Esses resultados sugerem que a IA tem o potencial de melhorar os processos terapêuticos e até superar profissionais humanos em alguns aspectos específicos, como acessibilidade e consistência na entrega de respostas.
No entanto, ainda há desafios a serem superados, incluindo questões éticas, supervisão clínica e a necessidade de adaptar as respostas da IA ao contexto emocional e individual de cada paciente.

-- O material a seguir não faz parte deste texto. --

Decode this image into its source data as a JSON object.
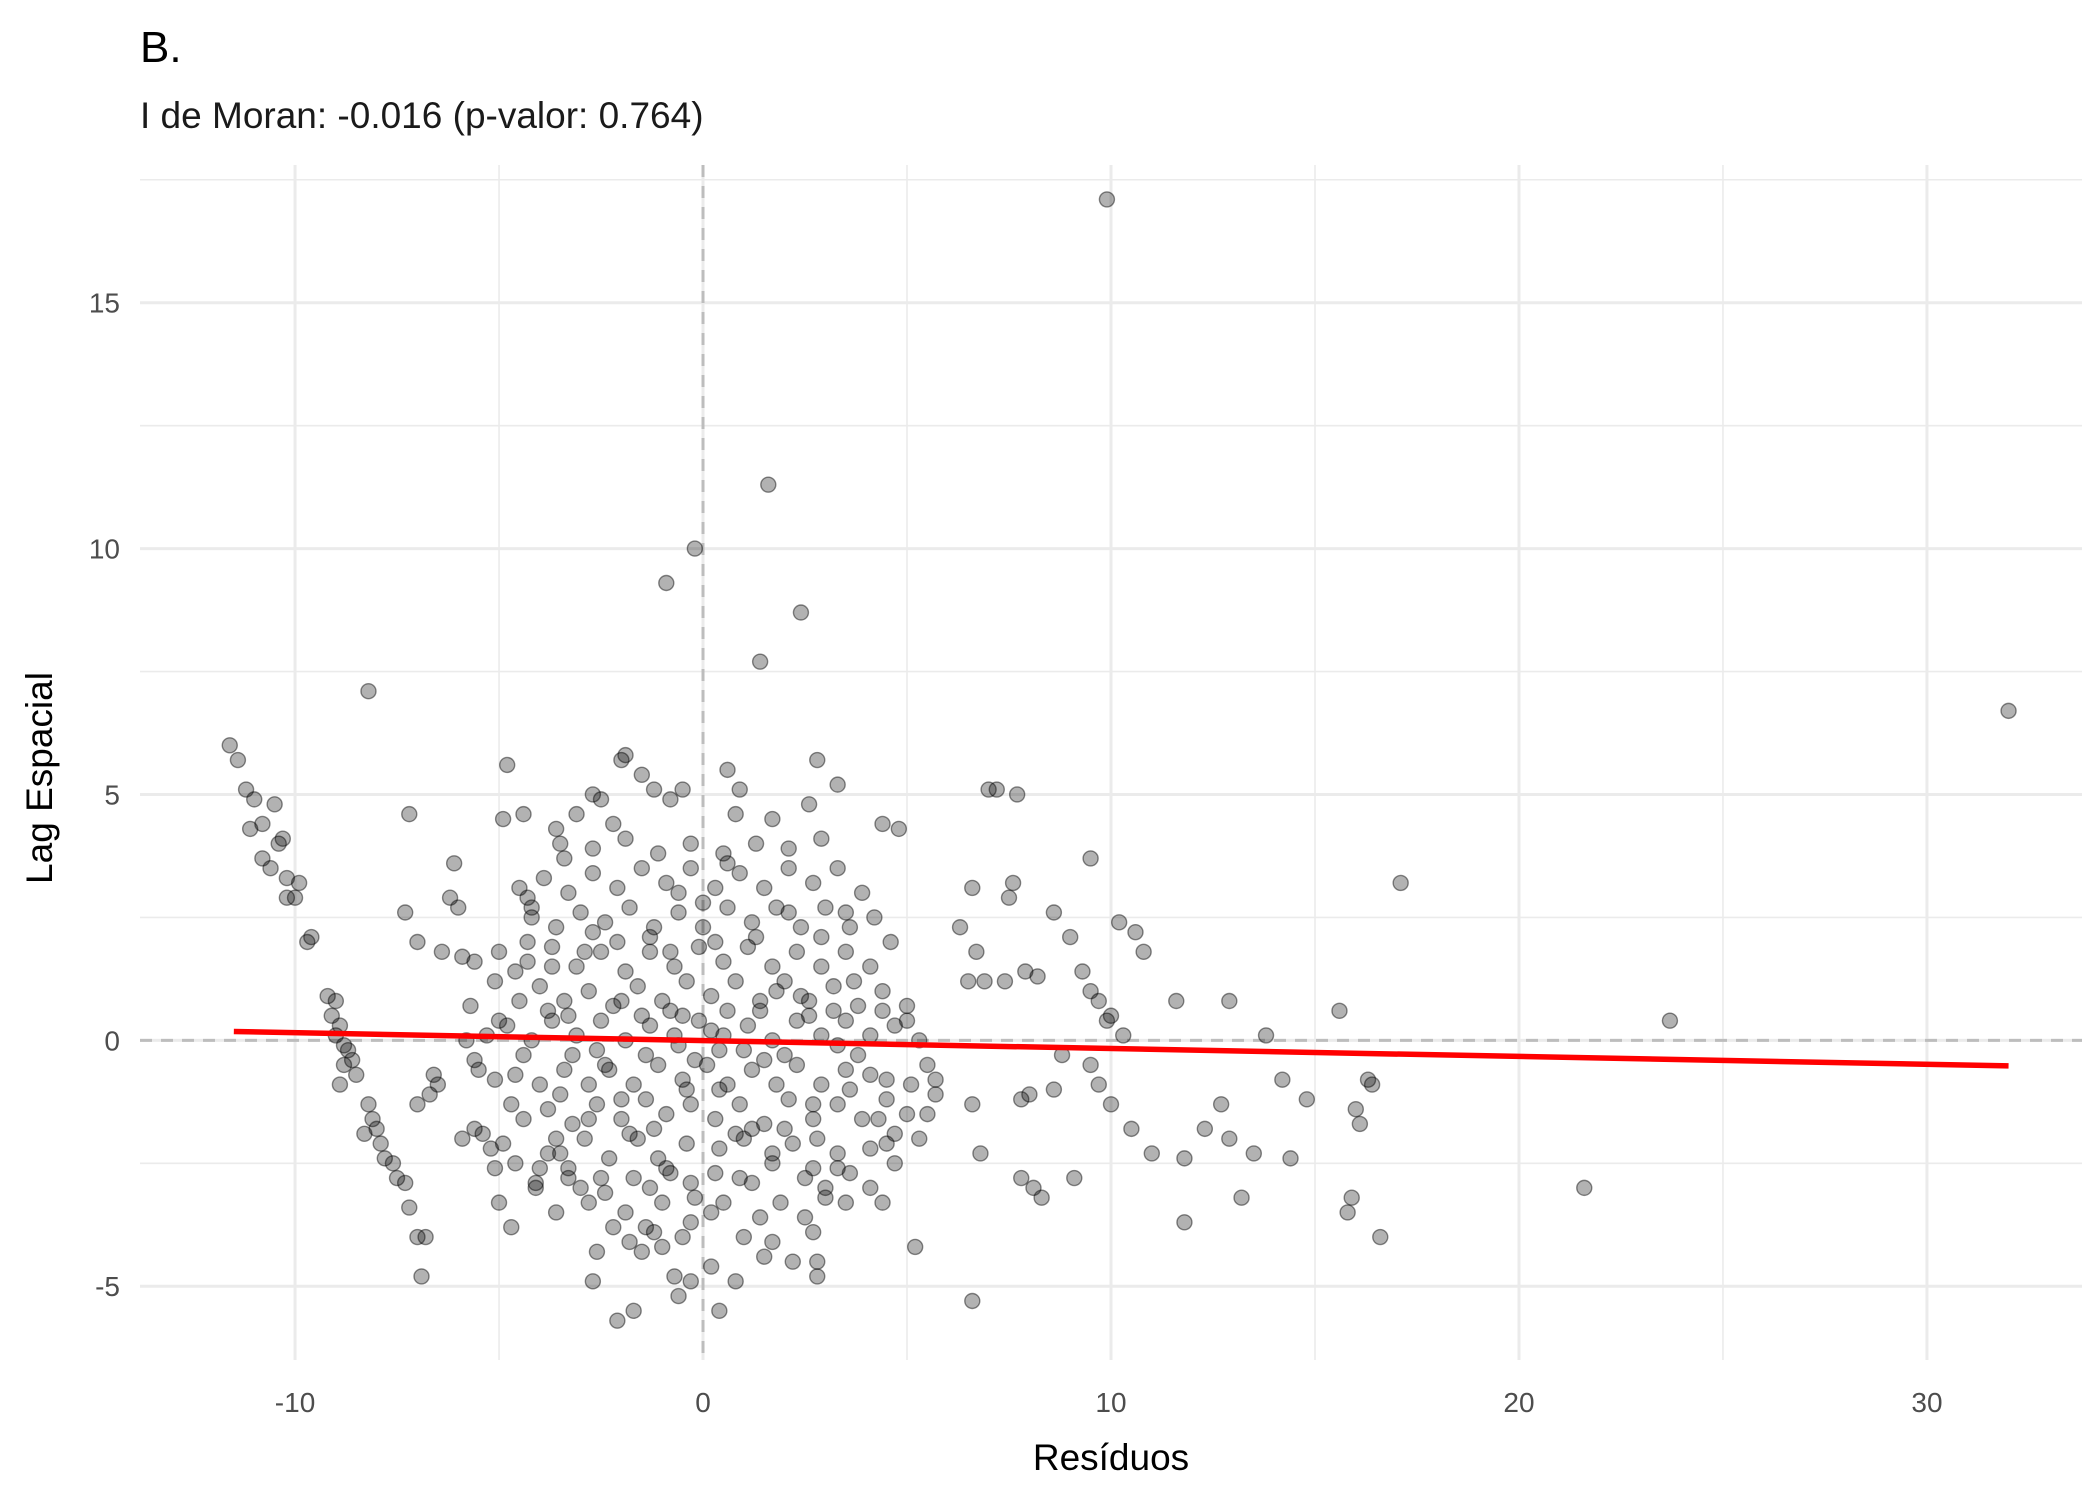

A pesquisa futura pode se concentrar em refinar a maneira como a IA interage com os usuários, garantindo que ela seja uma ferramenta eficaz e segura para aqueles que buscam suporte emocional e terapêutico.
LEIA MAIS:
When ELIZA meets therapists: A Turing test for the heart and mind
S. Gabe Hatch, Zachary T. Goodman, Laura Vowels, H. Dorian Hatch, Alyssa L. Brown, Shayna Guttman, Yunying Le, Benjamin Bailey, Russell J. Bailey, Charlotte R. Esplin, Steven M. Harris, D. Payton Holt Jr., Merranda McLaughlin, Patrick O’Connell, Karen Rothman, Lane Ritchie, D. Nicholas Top Jr., and
Scott R. Braithwaite
PLOS Ment Health 2 (2): e0000145. https://doi.org/10.1371/journal.pmen.0000145
Abstract:
Can machines be therapists?” is a question receiving increased attention given the relative ease of working with generative artificial intelligence. Although recent (and decades-old) research has found that humans struggle to tell the difference between responses from machines and humans, recent findings suggest that artificial intelligence can write empathically and the generated content is rated highly by therapists and outperforms professionals. It is uncertain whether, in a preregistered competition where therapists and ChatGPT respond to therapeutic vignettes about couple therapy, a) a panel of participants can tell which responses are ChatGPT-generated and which are written by therapists (N = 13), b) the generated responses or the therapist-written responses fall more in line with key therapy principles, and c) linguistic differences between conditions are present. In a large sample (N = 830), we showed that a) participants could rarely tell the difference between responses written by ChatGPT and responses written by a therapist, b) the responses written by ChatGPT were generally rated higher in key psychotherapy principles, and c) the language patterns between ChatGPT and therapists were different. Using different measures, we then confirmed that responses written by ChatGPT were rated higher than the therapist’s responses suggesting these differences may be explained by part-of-speech and response sentiment. This may be an early indication that ChatGPT has the potential to improve psychotherapeutic processes. We anticipate that this work may lead to the development of different methods of testing and creating psychotherapeutic interventions. Further, we discuss limitations (including the lack of the therapeutic context), and how continued research in this area may lead to improved efficacy of psychotherapeutic interventions allowing such interventions to be placed in the hands of individuals who need them the most.